Katharine Donnelly Adams is a researcher in the Bilingualism and Language Development Lab at Penn State University.  She received her M.A.T and Ph.D. from the Eliot-Pearson Department of Human Development and Child Study at Tufts University.  She was a Research Teacher at Benchmark School, where she helped to develop the Word Detectives program, and at the Center for Reading and Language Research at Tufts, where she was a co-author and lead teacher for RAVE-O.  Her doctoral research focused on how to best deliver research-based interventions to students and teachers through summer programming and training.  These experiences highlighted the importance of second language learning and bilingualism for many students in reading development.  To address these questions, her post-doctoral studies use neurocognitive and behavioral methods to investigate how children and adults learn second languages in the classroom.  A primary goal of this research is to share results with teachers, schools, and families to better inform educational practices.

Sarah Grey

seg24 AT psu.edu

Sarah Grey is a postdoctoral researcher at the Center for Language Science at The Pennsylvania State University.
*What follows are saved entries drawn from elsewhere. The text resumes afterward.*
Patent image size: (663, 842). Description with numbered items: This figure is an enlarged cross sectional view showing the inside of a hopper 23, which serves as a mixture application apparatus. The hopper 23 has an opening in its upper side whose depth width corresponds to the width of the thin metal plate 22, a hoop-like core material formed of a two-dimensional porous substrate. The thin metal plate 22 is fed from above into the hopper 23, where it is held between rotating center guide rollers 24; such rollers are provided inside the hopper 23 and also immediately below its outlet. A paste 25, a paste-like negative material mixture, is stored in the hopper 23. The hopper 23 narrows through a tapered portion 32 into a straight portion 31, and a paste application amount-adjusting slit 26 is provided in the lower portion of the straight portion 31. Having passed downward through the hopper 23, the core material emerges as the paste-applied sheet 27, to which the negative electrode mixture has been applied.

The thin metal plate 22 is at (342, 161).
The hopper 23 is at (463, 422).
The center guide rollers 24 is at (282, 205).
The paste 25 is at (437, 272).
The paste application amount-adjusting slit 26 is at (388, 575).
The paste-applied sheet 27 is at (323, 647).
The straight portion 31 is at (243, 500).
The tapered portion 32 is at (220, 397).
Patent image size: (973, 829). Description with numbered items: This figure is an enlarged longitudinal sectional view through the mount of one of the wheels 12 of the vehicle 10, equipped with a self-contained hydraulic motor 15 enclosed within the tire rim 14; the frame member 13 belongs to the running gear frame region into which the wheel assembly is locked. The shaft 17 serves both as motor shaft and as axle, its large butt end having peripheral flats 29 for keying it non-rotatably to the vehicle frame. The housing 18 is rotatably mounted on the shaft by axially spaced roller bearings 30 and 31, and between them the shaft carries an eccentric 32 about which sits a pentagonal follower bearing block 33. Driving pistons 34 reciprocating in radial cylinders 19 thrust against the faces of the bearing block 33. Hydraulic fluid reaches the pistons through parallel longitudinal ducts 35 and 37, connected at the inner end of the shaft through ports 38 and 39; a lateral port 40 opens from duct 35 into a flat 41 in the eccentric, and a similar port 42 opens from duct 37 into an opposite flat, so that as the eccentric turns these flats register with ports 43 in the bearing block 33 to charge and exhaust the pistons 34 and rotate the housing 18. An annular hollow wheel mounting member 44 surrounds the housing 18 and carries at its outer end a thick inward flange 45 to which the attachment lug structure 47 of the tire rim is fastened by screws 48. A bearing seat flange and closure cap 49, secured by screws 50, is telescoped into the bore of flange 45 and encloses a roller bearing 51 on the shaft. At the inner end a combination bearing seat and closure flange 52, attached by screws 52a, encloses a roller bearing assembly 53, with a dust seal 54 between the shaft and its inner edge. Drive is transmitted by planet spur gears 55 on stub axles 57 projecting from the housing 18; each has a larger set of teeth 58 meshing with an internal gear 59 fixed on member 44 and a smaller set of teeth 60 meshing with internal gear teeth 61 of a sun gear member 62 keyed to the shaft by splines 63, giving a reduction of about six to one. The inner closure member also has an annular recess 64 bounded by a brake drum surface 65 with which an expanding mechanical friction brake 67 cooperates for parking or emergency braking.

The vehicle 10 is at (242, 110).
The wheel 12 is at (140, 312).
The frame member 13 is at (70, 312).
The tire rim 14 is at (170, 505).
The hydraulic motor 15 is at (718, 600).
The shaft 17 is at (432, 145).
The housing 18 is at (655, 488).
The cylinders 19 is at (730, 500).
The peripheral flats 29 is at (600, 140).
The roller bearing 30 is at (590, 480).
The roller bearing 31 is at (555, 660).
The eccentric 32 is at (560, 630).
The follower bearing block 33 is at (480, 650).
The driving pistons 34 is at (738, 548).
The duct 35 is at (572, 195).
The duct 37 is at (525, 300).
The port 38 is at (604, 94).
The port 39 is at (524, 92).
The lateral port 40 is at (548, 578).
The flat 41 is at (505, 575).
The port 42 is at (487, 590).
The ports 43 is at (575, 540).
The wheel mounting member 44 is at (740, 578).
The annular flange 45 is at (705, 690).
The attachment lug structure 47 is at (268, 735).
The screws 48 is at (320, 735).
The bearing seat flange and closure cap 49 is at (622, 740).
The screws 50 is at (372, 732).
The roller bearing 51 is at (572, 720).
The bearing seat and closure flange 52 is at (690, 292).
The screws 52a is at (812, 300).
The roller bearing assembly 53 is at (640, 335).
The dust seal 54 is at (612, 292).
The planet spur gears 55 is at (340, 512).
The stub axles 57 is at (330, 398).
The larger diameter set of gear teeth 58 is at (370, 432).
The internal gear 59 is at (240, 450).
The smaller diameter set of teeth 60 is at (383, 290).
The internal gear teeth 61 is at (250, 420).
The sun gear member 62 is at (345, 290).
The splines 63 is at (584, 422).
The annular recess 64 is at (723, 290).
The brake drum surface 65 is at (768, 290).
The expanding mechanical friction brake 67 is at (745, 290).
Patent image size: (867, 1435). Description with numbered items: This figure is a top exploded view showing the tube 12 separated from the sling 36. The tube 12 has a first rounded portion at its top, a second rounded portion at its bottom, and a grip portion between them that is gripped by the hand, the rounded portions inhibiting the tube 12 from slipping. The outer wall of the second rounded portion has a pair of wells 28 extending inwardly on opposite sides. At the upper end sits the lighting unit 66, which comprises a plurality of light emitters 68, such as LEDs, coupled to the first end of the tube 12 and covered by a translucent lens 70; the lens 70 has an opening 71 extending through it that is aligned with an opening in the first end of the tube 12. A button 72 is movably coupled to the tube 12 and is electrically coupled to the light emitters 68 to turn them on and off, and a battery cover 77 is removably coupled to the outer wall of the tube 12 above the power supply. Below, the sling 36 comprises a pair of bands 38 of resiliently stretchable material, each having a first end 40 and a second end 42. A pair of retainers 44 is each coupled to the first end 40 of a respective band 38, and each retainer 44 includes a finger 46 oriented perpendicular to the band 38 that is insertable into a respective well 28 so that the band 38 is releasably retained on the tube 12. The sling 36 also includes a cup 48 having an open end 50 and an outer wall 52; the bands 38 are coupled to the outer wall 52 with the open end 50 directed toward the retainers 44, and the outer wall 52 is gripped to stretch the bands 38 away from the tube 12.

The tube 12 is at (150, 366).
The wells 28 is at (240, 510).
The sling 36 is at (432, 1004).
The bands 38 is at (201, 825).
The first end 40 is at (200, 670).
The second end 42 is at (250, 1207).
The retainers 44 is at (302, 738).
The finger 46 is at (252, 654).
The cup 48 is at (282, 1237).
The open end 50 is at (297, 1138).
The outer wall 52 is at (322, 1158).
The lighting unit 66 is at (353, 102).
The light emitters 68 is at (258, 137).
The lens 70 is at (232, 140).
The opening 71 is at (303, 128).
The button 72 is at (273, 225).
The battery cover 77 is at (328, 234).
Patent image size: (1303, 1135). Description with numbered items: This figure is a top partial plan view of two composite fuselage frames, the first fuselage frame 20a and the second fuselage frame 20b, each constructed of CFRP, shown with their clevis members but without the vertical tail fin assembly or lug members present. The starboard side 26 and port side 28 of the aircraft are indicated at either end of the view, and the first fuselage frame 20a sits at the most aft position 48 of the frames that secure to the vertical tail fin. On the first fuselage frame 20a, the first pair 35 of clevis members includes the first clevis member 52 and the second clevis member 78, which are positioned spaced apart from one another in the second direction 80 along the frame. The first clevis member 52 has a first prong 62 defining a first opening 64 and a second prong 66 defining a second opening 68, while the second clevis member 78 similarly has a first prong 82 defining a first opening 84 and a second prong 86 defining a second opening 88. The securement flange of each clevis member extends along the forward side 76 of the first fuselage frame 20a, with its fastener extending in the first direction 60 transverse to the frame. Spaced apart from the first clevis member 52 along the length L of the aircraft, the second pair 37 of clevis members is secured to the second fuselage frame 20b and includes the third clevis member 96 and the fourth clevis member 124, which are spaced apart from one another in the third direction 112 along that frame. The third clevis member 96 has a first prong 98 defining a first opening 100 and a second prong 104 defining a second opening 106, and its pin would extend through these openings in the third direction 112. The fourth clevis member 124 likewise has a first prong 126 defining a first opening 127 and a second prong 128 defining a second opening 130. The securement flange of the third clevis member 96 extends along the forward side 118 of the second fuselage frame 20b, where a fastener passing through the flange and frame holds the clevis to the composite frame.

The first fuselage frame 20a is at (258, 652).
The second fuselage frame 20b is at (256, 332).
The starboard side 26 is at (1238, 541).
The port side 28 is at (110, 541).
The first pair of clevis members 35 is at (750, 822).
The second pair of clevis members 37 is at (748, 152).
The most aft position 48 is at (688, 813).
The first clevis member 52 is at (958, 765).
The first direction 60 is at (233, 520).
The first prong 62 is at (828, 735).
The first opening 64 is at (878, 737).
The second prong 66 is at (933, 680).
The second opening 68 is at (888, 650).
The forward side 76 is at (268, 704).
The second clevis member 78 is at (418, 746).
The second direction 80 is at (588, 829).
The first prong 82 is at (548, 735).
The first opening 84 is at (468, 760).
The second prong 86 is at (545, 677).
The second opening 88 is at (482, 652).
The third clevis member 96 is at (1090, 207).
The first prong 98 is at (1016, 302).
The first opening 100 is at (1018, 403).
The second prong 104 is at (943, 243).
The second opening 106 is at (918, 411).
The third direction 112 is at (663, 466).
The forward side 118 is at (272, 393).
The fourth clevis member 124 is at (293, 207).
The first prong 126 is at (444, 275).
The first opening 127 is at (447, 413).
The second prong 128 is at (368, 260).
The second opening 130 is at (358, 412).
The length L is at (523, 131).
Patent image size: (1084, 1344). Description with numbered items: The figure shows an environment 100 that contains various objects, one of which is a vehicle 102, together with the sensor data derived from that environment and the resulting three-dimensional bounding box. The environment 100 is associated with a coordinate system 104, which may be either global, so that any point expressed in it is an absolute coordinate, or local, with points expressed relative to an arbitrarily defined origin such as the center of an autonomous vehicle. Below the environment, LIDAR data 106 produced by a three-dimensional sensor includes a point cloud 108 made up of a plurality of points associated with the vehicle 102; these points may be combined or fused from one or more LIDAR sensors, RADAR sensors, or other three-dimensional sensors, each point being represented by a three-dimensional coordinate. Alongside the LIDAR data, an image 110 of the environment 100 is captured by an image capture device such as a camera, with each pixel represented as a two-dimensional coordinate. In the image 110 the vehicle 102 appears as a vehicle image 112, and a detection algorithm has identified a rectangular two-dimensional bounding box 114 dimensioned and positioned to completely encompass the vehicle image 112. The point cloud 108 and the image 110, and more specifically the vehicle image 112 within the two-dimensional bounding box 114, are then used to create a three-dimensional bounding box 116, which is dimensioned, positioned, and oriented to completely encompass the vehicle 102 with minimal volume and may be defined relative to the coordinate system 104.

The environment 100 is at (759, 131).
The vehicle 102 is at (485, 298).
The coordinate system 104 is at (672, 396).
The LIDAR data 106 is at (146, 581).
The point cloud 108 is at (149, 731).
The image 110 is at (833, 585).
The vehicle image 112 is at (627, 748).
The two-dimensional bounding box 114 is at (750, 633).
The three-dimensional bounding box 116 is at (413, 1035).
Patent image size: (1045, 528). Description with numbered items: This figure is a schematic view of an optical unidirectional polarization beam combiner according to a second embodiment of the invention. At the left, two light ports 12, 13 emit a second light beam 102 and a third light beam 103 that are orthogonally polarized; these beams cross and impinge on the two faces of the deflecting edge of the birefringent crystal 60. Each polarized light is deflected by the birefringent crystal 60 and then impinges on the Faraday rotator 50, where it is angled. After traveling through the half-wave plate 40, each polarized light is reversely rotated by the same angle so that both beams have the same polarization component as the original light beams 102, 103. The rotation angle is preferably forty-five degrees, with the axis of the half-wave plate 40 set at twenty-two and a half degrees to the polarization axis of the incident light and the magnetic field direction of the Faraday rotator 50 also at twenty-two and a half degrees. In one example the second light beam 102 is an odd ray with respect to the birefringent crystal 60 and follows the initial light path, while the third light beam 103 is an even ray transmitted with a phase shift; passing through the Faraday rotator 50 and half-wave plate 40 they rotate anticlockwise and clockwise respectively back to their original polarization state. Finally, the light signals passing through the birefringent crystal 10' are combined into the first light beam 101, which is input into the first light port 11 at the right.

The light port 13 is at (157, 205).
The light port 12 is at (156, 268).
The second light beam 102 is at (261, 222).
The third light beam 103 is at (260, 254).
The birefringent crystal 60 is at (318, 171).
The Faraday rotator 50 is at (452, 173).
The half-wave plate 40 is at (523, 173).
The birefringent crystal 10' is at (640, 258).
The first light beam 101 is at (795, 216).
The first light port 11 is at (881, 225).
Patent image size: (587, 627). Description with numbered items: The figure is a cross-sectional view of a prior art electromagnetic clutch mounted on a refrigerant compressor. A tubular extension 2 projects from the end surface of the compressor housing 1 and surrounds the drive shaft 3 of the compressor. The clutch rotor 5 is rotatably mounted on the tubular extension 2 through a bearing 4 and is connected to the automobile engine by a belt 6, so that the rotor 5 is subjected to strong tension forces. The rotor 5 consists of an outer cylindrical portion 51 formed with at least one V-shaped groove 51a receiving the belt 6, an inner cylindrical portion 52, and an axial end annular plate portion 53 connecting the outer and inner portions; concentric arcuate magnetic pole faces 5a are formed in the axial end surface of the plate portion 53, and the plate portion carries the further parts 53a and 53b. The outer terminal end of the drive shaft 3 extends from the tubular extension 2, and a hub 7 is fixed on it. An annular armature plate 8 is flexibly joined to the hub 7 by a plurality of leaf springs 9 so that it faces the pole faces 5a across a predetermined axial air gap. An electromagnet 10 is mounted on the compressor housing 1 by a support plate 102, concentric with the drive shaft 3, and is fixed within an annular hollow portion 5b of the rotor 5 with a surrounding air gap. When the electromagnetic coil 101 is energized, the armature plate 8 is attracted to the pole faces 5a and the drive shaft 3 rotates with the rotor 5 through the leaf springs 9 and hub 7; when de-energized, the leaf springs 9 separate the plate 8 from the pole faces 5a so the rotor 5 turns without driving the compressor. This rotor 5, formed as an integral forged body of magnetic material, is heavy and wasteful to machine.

She received her Ph.D. from Georgetown University where she worked with Drs. Cristina Sanz and Michael Ullman on the effects of immersion experience on additional language development, the neurocognition of late-learned language, and the role of bilingualism in adult additional language learning. At Penn State she studies neuropragmatic effects of speaker identity and listener experience in bilingualism.

Megan Zirnstein

mkz2 AT psu.edu


Megan is a postdoctoral researcher at the Center for Language Science at Pennsylvania State University. She received her M.A. and Ph.D. in Psychology from the University of California, Davis. Her past research has centered on the following topics: (1) individual differences in reading behavior and comprehension ability, and (2) the behavioral and neural correlates of psycholinguistic phenomena in sentence processing, particularly at the syntax-semantics interface. At the CLS, she will be extending her work in monolinguals to investigate how cognitive control affects semantic prediction in second language sentence processing.